My trip was due to last 89 days; one day less than the 90 days America’s visa waiver system allows me. My departure date caused a raised eyebrow from the immigration officer when I landed in Anchorage back in September and a heartfelt plea to leave on time. Yesterday — day 89 — was the day I was due to fly home from LA. Instead, I landed back in the UK on day 82 of my trip in order to spend yesterday remembering the life of my 98-year-old grandmother, who recently passed away.
It was fairly early in the trip that I accepted that my hopes and plans for The Gray Whale Cycle would need to be flexible. Some things can’t be planned for. Others can be, but weren’t, as I didn’t know then what I know now. My cycling target crept north from Baja to San Diego as I failed to keep up with my overly optimistic time plan. Lots of factors contributed to this; some were frustrations — bike issues and geologically-slow cycling speed, for example — while others were highlights, like extending my time in the incredible Monterey Bay. That week I learned from the experts about gray whales on both sides of the Pacific, the bone-eating Osedax worms that colonise whale skeletons on the seafloor and, now a firm favourite, the local sea otters. To be able to adjust my plans as I went to make the most of these opportunities was great, albeit logistically challenging. And all the muffins in the world wouldn’t have got me up those hills any faster.
By the last almost-month of my trip, I was ahead of the southward migration of gray whales (I started ahead of them rather than being too fast, as if) and I had moved south of the hotspots of the Pacific Coast Feeding Group. I had some excellent humpback whale sightings, though, and saw plenty of dolphins from boat trips and from shore, including a new species for me: northern right whale dolphins. Of the 150 northern right whale dolphins we encountered, I managed to get one photo containing a single individual. It looks like a slug. Many happy hours were also spent watching sea otters both in the wild, in a foggy Moss Landing and in Monterey Bay, and in a number of aquariums. They may have some unsavoury/criminal habits but look at their little faces.

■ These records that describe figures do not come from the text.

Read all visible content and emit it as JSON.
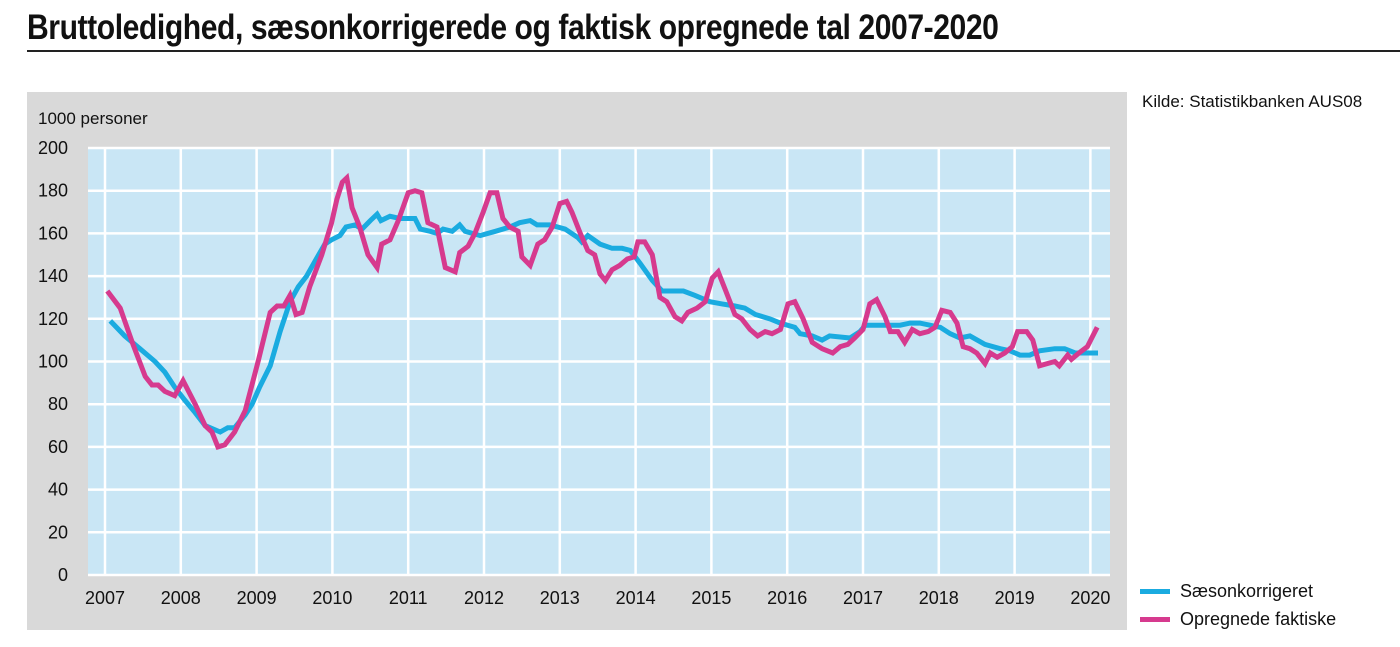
{
  "header": {
    "title": "Bruttoledighed, sæsonkorrigerede og faktisk opregnede tal 2007-2020"
  },
  "source": "Kilde: Statistikbanken AUS08",
  "chart_data": {
    "type": "line",
    "title": "Bruttoledighed, sæsonkorrigerede og faktisk opregnede tal 2007-2020",
    "ylabel": "1000 personer",
    "xlabel": "",
    "ylim": [
      0,
      200
    ],
    "xlim": [
      2006.78,
      2020.25
    ],
    "yticks": [
      0,
      20,
      40,
      60,
      80,
      100,
      120,
      140,
      160,
      180,
      200
    ],
    "xticks": [
      2007,
      2008,
      2009,
      2010,
      2011,
      2012,
      2013,
      2014,
      2015,
      2016,
      2017,
      2018,
      2019,
      2020
    ],
    "grid": true,
    "legend_position": "bottom-right-outside",
    "colors": {
      "plot_bg": "#c9e6f5",
      "frame_bg": "#d9d9d9",
      "grid": "#ffffff"
    },
    "series": [
      {
        "name": "Sæsonkorrigeret",
        "color": "#1aabe0",
        "points": [
          [
            2007.07,
            119
          ],
          [
            2007.26,
            112
          ],
          [
            2007.46,
            106
          ],
          [
            2007.66,
            100
          ],
          [
            2007.79,
            95
          ],
          [
            2007.92,
            88
          ],
          [
            2008.05,
            82
          ],
          [
            2008.19,
            76
          ],
          [
            2008.32,
            70
          ],
          [
            2008.52,
            67
          ],
          [
            2008.62,
            69
          ],
          [
            2008.71,
            69
          ],
          [
            2008.85,
            75
          ],
          [
            2008.94,
            80
          ],
          [
            2009.04,
            88
          ],
          [
            2009.18,
            98
          ],
          [
            2009.31,
            114
          ],
          [
            2009.44,
            128
          ],
          [
            2009.55,
            135
          ],
          [
            2009.66,
            140
          ],
          [
            2009.77,
            147
          ],
          [
            2009.9,
            155
          ],
          [
            2009.99,
            157
          ],
          [
            2010.1,
            159
          ],
          [
            2010.18,
            163
          ],
          [
            2010.3,
            164
          ],
          [
            2010.39,
            162
          ],
          [
            2010.5,
            166
          ],
          [
            2010.59,
            169
          ],
          [
            2010.64,
            166
          ],
          [
            2010.76,
            168
          ],
          [
            2010.89,
            167
          ],
          [
            2011.09,
            167
          ],
          [
            2011.16,
            162
          ],
          [
            2011.29,
            161
          ],
          [
            2011.38,
            160
          ],
          [
            2011.46,
            162
          ],
          [
            2011.58,
            161
          ],
          [
            2011.68,
            164
          ],
          [
            2011.75,
            161
          ],
          [
            2011.95,
            159
          ],
          [
            2012.15,
            161
          ],
          [
            2012.34,
            163
          ],
          [
            2012.47,
            165
          ],
          [
            2012.61,
            166
          ],
          [
            2012.7,
            164
          ],
          [
            2012.87,
            164
          ],
          [
            2013.07,
            162
          ],
          [
            2013.24,
            158
          ],
          [
            2013.29,
            156
          ],
          [
            2013.37,
            159
          ],
          [
            2013.53,
            155
          ],
          [
            2013.69,
            153
          ],
          [
            2013.82,
            153
          ],
          [
            2013.93,
            152
          ],
          [
            2014.06,
            146
          ],
          [
            2014.22,
            138
          ],
          [
            2014.35,
            133
          ],
          [
            2014.63,
            133
          ],
          [
            2014.78,
            131
          ],
          [
            2014.98,
            128
          ],
          [
            2015.14,
            127
          ],
          [
            2015.31,
            126
          ],
          [
            2015.44,
            125
          ],
          [
            2015.58,
            122
          ],
          [
            2015.77,
            120
          ],
          [
            2015.91,
            118
          ],
          [
            2016.1,
            116
          ],
          [
            2016.17,
            113
          ],
          [
            2016.33,
            112
          ],
          [
            2016.46,
            110
          ],
          [
            2016.56,
            112
          ],
          [
            2016.83,
            111
          ],
          [
            2016.96,
            114
          ],
          [
            2017.03,
            117
          ],
          [
            2017.49,
            117
          ],
          [
            2017.62,
            118
          ],
          [
            2017.75,
            118
          ],
          [
            2018.02,
            116
          ],
          [
            2018.15,
            113
          ],
          [
            2018.28,
            111
          ],
          [
            2018.41,
            112
          ],
          [
            2018.61,
            108
          ],
          [
            2018.81,
            106
          ],
          [
            2018.94,
            105
          ],
          [
            2019.07,
            103
          ],
          [
            2019.2,
            103
          ],
          [
            2019.33,
            105
          ],
          [
            2019.53,
            106
          ],
          [
            2019.66,
            106
          ],
          [
            2019.8,
            104
          ],
          [
            2020.1,
            104
          ]
        ]
      },
      {
        "name": "Opregnede faktiske",
        "color": "#d63a8e",
        "points": [
          [
            2007.03,
            133
          ],
          [
            2007.2,
            125
          ],
          [
            2007.37,
            108
          ],
          [
            2007.53,
            93
          ],
          [
            2007.62,
            89
          ],
          [
            2007.7,
            89
          ],
          [
            2007.79,
            86
          ],
          [
            2007.92,
            84
          ],
          [
            2008.03,
            91
          ],
          [
            2008.19,
            80
          ],
          [
            2008.32,
            70
          ],
          [
            2008.41,
            67
          ],
          [
            2008.49,
            60
          ],
          [
            2008.58,
            61
          ],
          [
            2008.71,
            67
          ],
          [
            2008.85,
            77
          ],
          [
            2009.02,
            100
          ],
          [
            2009.18,
            123
          ],
          [
            2009.27,
            126
          ],
          [
            2009.36,
            126
          ],
          [
            2009.44,
            131
          ],
          [
            2009.52,
            122
          ],
          [
            2009.6,
            123
          ],
          [
            2009.7,
            135
          ],
          [
            2009.86,
            150
          ],
          [
            2009.99,
            165
          ],
          [
            2010.06,
            176
          ],
          [
            2010.13,
            184
          ],
          [
            2010.19,
            186
          ],
          [
            2010.26,
            172
          ],
          [
            2010.36,
            163
          ],
          [
            2010.47,
            150
          ],
          [
            2010.59,
            144
          ],
          [
            2010.65,
            155
          ],
          [
            2010.76,
            157
          ],
          [
            2010.87,
            166
          ],
          [
            2011.0,
            179
          ],
          [
            2011.09,
            180
          ],
          [
            2011.18,
            179
          ],
          [
            2011.26,
            165
          ],
          [
            2011.38,
            163
          ],
          [
            2011.49,
            144
          ],
          [
            2011.62,
            142
          ],
          [
            2011.68,
            151
          ],
          [
            2011.79,
            154
          ],
          [
            2011.88,
            160
          ],
          [
            2011.99,
            170
          ],
          [
            2012.08,
            179
          ],
          [
            2012.17,
            179
          ],
          [
            2012.25,
            167
          ],
          [
            2012.34,
            163
          ],
          [
            2012.45,
            161
          ],
          [
            2012.5,
            149
          ],
          [
            2012.61,
            145
          ],
          [
            2012.71,
            155
          ],
          [
            2012.8,
            157
          ],
          [
            2012.9,
            163
          ],
          [
            2013.0,
            174
          ],
          [
            2013.09,
            175
          ],
          [
            2013.16,
            170
          ],
          [
            2013.27,
            160
          ],
          [
            2013.37,
            152
          ],
          [
            2013.46,
            150
          ],
          [
            2013.53,
            141
          ],
          [
            2013.6,
            138
          ],
          [
            2013.69,
            143
          ],
          [
            2013.79,
            145
          ],
          [
            2013.89,
            148
          ],
          [
            2013.98,
            149
          ],
          [
            2014.03,
            156
          ],
          [
            2014.12,
            156
          ],
          [
            2014.22,
            150
          ],
          [
            2014.32,
            130
          ],
          [
            2014.41,
            128
          ],
          [
            2014.52,
            121
          ],
          [
            2014.61,
            119
          ],
          [
            2014.69,
            123
          ],
          [
            2014.81,
            125
          ],
          [
            2014.92,
            128
          ],
          [
            2015.01,
            139
          ],
          [
            2015.09,
            142
          ],
          [
            2015.19,
            133
          ],
          [
            2015.31,
            122
          ],
          [
            2015.4,
            120
          ],
          [
            2015.51,
            115
          ],
          [
            2015.61,
            112
          ],
          [
            2015.71,
            114
          ],
          [
            2015.8,
            113
          ],
          [
            2015.91,
            115
          ],
          [
            2016.01,
            127
          ],
          [
            2016.1,
            128
          ],
          [
            2016.21,
            120
          ],
          [
            2016.33,
            109
          ],
          [
            2016.46,
            106
          ],
          [
            2016.6,
            104
          ],
          [
            2016.7,
            107
          ],
          [
            2016.8,
            108
          ],
          [
            2016.89,
            111
          ],
          [
            2017.0,
            115
          ],
          [
            2017.09,
            127
          ],
          [
            2017.18,
            129
          ],
          [
            2017.29,
            121
          ],
          [
            2017.36,
            114
          ],
          [
            2017.46,
            114
          ],
          [
            2017.55,
            109
          ],
          [
            2017.65,
            115
          ],
          [
            2017.75,
            113
          ],
          [
            2017.86,
            114
          ],
          [
            2017.95,
            116
          ],
          [
            2018.04,
            124
          ],
          [
            2018.15,
            123
          ],
          [
            2018.24,
            118
          ],
          [
            2018.32,
            107
          ],
          [
            2018.41,
            106
          ],
          [
            2018.5,
            104
          ],
          [
            2018.61,
            99
          ],
          [
            2018.68,
            104
          ],
          [
            2018.77,
            102
          ],
          [
            2018.87,
            104
          ],
          [
            2018.97,
            107
          ],
          [
            2019.04,
            114
          ],
          [
            2019.16,
            114
          ],
          [
            2019.24,
            110
          ],
          [
            2019.33,
            98
          ],
          [
            2019.43,
            99
          ],
          [
            2019.53,
            100
          ],
          [
            2019.59,
            98
          ],
          [
            2019.7,
            103
          ],
          [
            2019.75,
            101
          ],
          [
            2019.85,
            104
          ],
          [
            2019.96,
            107
          ],
          [
            2020.09,
            116
          ]
        ]
      }
    ]
  }
}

Separate blog posts will follow on all the places I visited and people I met: scientists, volunteers, cycling buddies, friends of friends and chance encounters. There’ll be more about surviving gales, rock falls and road closures in Big Sur, the rabbit-slaying owl of Sycamore Canyon and how I can now say, with certainty, that the trip never got easier. Only time will tell if some sections will become Type II fun (only remembered fondly once sufficient time has passed) or were, in fact, Type III fun (not fun at the time and never remembered fondly). It was absolutely an adventure though, from the fierce winds and sideways rain of Alaska to the, well, fierce winds and sideways rain of California.
All being well, I hope to visit San Diego and Baja in the new year to conclude my journey. Until then, here are the summary stats of the main leg of The Gray Whale Cycle:
Total countries visited: 2 (USA and Canada)

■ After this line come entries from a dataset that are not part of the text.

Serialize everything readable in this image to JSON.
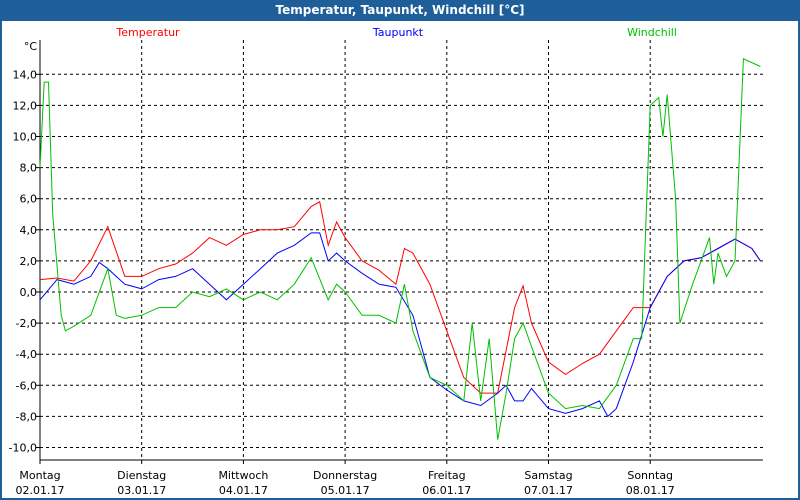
{
  "window_title": "Temperatur, Taupunkt, Windchill [°C]",
  "chart_data": {
    "type": "line",
    "title": "Temperatur, Taupunkt, Windchill [°C]",
    "ylabel": "°C",
    "xlabel": "",
    "ylim": [
      -11.2,
      16.4
    ],
    "xlim_hours": [
      0,
      172
    ],
    "grid": true,
    "yticks": [
      14,
      12,
      10,
      8,
      6,
      4,
      2,
      0,
      -2,
      -4,
      -6,
      -8,
      -10
    ],
    "ytick_labels": [
      "14,0",
      "12,0",
      "10,0",
      "8,0",
      "6,0",
      "4,0",
      "2,0",
      "0,0",
      "-2,0",
      "-4,0",
      "-6,0",
      "-8,0",
      "-10,0"
    ],
    "xticks": [
      {
        "day": "Montag",
        "date": "02.01.17"
      },
      {
        "day": "Dienstag",
        "date": "03.01.17"
      },
      {
        "day": "Mittwoch",
        "date": "04.01.17"
      },
      {
        "day": "Donnerstag",
        "date": "05.01.17"
      },
      {
        "day": "Freitag",
        "date": "06.01.17"
      },
      {
        "day": "Samstag",
        "date": "07.01.17"
      },
      {
        "day": "Sonntag",
        "date": "08.01.17"
      }
    ],
    "series": [
      {
        "name": "Temperatur",
        "color": "#ff0000",
        "legend": "top-left",
        "x": [
          0,
          4,
          8,
          12,
          16,
          20,
          24,
          28,
          32,
          36,
          40,
          44,
          48,
          52,
          56,
          60,
          64,
          66,
          68,
          70,
          72,
          76,
          80,
          84,
          86,
          88,
          92,
          96,
          100,
          104,
          108,
          112,
          114,
          116,
          120,
          124,
          128,
          132,
          136,
          140,
          144,
          148,
          152,
          156,
          160,
          164,
          168,
          170
        ],
        "y": [
          0.8,
          0.9,
          0.7,
          2.0,
          4.2,
          1.0,
          1.0,
          1.5,
          1.8,
          2.5,
          3.5,
          3.0,
          3.7,
          4.0,
          4.0,
          4.2,
          5.5,
          5.8,
          3.0,
          4.5,
          3.5,
          2.0,
          1.4,
          0.5,
          2.8,
          2.5,
          0.5,
          -2.5,
          -5.5,
          -6.5,
          -6.5,
          -1.0,
          0.4,
          -2.0,
          -4.5,
          -5.3,
          -4.6,
          -4.0,
          -2.5,
          -1.0,
          -1.0,
          1.0,
          2.0,
          2.2,
          2.8,
          3.4,
          2.8,
          2.0
        ]
      },
      {
        "name": "Taupunkt",
        "color": "#0000ff",
        "legend": "top-center",
        "x": [
          0,
          4,
          8,
          12,
          14,
          16,
          20,
          24,
          28,
          32,
          36,
          40,
          44,
          48,
          52,
          56,
          60,
          64,
          66,
          68,
          70,
          72,
          76,
          80,
          84,
          88,
          92,
          96,
          100,
          104,
          108,
          110,
          112,
          114,
          116,
          120,
          124,
          128,
          132,
          134,
          136,
          140,
          144,
          148,
          152,
          156,
          160,
          164,
          168,
          170
        ],
        "y": [
          -0.5,
          0.8,
          0.5,
          1.0,
          1.9,
          1.5,
          0.5,
          0.2,
          0.8,
          1.0,
          1.5,
          0.5,
          -0.5,
          0.5,
          1.5,
          2.5,
          3.0,
          3.8,
          3.8,
          2.0,
          2.5,
          2.0,
          1.2,
          0.5,
          0.3,
          -1.5,
          -5.5,
          -6.3,
          -7.0,
          -7.3,
          -6.5,
          -6.0,
          -7.0,
          -7.0,
          -6.2,
          -7.5,
          -7.8,
          -7.5,
          -7.0,
          -8.0,
          -7.5,
          -4.5,
          -1.0,
          1.0,
          2.0,
          2.2,
          2.8,
          3.4,
          2.8,
          2.0
        ]
      },
      {
        "name": "Windchill",
        "color": "#00c000",
        "legend": "top-right",
        "x": [
          0,
          1,
          2,
          3,
          5,
          6,
          8,
          12,
          16,
          18,
          20,
          24,
          28,
          32,
          36,
          40,
          44,
          48,
          52,
          56,
          60,
          64,
          68,
          70,
          72,
          76,
          80,
          84,
          86,
          88,
          92,
          96,
          100,
          102,
          104,
          106,
          108,
          110,
          112,
          114,
          116,
          120,
          124,
          128,
          132,
          136,
          140,
          142,
          144,
          146,
          147,
          148,
          150,
          151,
          154,
          156,
          158,
          159,
          160,
          162,
          164,
          166,
          170
        ],
        "y": [
          8.0,
          13.5,
          13.5,
          5.0,
          -1.5,
          -2.5,
          -2.2,
          -1.5,
          1.5,
          -1.5,
          -1.7,
          -1.5,
          -1.0,
          -1.0,
          0.0,
          -0.3,
          0.2,
          -0.5,
          0.0,
          -0.5,
          0.5,
          2.2,
          -0.5,
          0.5,
          0.0,
          -1.5,
          -1.5,
          -2.0,
          0.5,
          -2.5,
          -5.5,
          -6.0,
          -7.0,
          -2.0,
          -7.0,
          -3.0,
          -9.5,
          -6.5,
          -3.0,
          -2.0,
          -3.5,
          -6.5,
          -7.5,
          -7.3,
          -7.5,
          -6.0,
          -3.0,
          -3.0,
          12.0,
          12.5,
          10.0,
          12.7,
          6.0,
          -2.0,
          0.5,
          2.0,
          3.5,
          0.5,
          2.5,
          1.0,
          2.0,
          15.0,
          14.5
        ]
      }
    ]
  }
}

Total US States visited: 4 (Alaska, Washington, Oregon & California)
Total miles cycled: 1,746.7
Total miles travelled: 3,999 (2,000 miles by ferry, one lift for 142 miles to avoid three days of inland cycling through prime bear habitat and one train for ~110 miles to avoid another inland stretch)
Total cumulative elevation (m): 19,910
Last but not least, some thank yous. So many people helped along the way (there’ll be more on this soon), feeding me, housing me, sharing information and providing encouragement at the end of long days. Lots of others provided moral support from home, which also helped enormously. And, of course, IMarEST’s David Henderson Inspiring Journey grant was the key ingredient that made this trip happen. A million thank yous.